In the earnings report that generally exceeded the Street’s expectations, Viacom logged a $26 million year-over-year gain in ancillary revenue, rising to $72 million, which the company said “principally reflect(s) higher digital revenues.”

“It is a significant amount of money that will come in over the next several years,” Dooley said. “And this is not the only part of it. It will be significant in every year and into the future.”

Viacom’s digital haul echoed the emphasis on digital licensing opportunities emphasized last week by CBS Corp., the other half of Sumner Redstone’s empire (Daily Variety, Aug. 3).

Dauman noted that the demand for content rights was accelerating not only in the U.S. but also in Europe and Latin America and, to a lesser extent, Asia.
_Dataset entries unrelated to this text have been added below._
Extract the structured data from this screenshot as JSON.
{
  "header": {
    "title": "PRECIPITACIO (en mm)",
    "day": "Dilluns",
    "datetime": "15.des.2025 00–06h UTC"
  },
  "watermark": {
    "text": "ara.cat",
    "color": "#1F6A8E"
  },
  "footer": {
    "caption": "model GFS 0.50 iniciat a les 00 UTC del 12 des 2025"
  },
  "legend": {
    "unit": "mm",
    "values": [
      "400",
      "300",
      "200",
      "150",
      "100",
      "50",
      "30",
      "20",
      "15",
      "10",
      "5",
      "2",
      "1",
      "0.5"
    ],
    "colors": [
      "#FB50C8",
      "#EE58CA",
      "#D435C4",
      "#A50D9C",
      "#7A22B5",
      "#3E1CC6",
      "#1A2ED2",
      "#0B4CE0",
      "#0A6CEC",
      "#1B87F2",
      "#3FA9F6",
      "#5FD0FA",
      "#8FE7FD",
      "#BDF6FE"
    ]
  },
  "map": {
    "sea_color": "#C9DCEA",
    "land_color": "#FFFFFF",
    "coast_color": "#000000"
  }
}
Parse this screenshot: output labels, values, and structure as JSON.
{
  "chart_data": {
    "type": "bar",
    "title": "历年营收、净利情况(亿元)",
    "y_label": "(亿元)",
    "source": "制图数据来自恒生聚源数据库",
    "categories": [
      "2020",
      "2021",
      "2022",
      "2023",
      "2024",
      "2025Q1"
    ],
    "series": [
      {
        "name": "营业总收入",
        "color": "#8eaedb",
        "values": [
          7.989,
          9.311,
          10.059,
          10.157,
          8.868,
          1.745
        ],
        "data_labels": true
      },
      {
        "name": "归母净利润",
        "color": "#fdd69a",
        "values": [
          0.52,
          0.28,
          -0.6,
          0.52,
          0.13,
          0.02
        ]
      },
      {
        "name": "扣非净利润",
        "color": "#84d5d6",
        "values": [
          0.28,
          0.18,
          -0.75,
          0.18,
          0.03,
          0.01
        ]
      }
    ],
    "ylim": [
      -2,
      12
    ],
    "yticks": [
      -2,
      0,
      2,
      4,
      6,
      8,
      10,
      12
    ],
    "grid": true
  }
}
He caught investors’ attention by noting that the deals Viacom has recently inked offer profit margins “in excess of 75%.” And there are more pacts to come.

“We are in a number of discussions right now,” Dauman said. “So that gives us the runway to be able to say that we expect, on this higher pace we set this year, to continue to grow in high single-digits, if not double-digit rates, every year for the foreseeable future.”

Overall for the quarter ended June 30, Viacom registered year-over-year gains with revenue climbing 15% to $3.77 billion and net earnings up 37% to $574 million.

Much of the gains came from a 14% worldwide increase in ad sales for MTV Networks’ cablers and a strong perf in home entertainment from such releases as “True Grit,” “Justin Bieber: Never Say Never” and “No Strings Attached.”

Paramount Pictures faced tough comparisons to the year-ago period that included the releases of “Iron Man 2” and “Shrek Forever After.” This summer, “Transformers: Dark Side of the Moon” has been a worldwide B.O. juggernaut but was not released until the last week of Viacom’s fiscal Q3.

Dauman tried to dampen the hubbub in recent weeks about the probable end of its distribution partnership with DreamWorks Animation next year.

Talk of a big rift between the companies was spurred by Par’s announcement last month that it would launch its own feature animation unit to leverage the value of Nickelodeon’s kidvid properties, with the first release targeted for 2014. Dauman also noted that Par has three more DWA pics to release under its existing pact, including “Puss in Boots” this year.

“The notion (that) there’s been any kind of friction in connection with distribution of the films under this arrangement is fantasy because the relationship is very good,” Dauman said. “The only issue is what DreamWorks Animation wants to do strategically … and how that fits in with our own strategic objectives.”

Viacom’s solid earnings helped the stock recover a little of the ground lost in Thursday’s market slide. Shares were up 83¢ at the close of trading Friday to $44.93, after dropping 6% the previous day.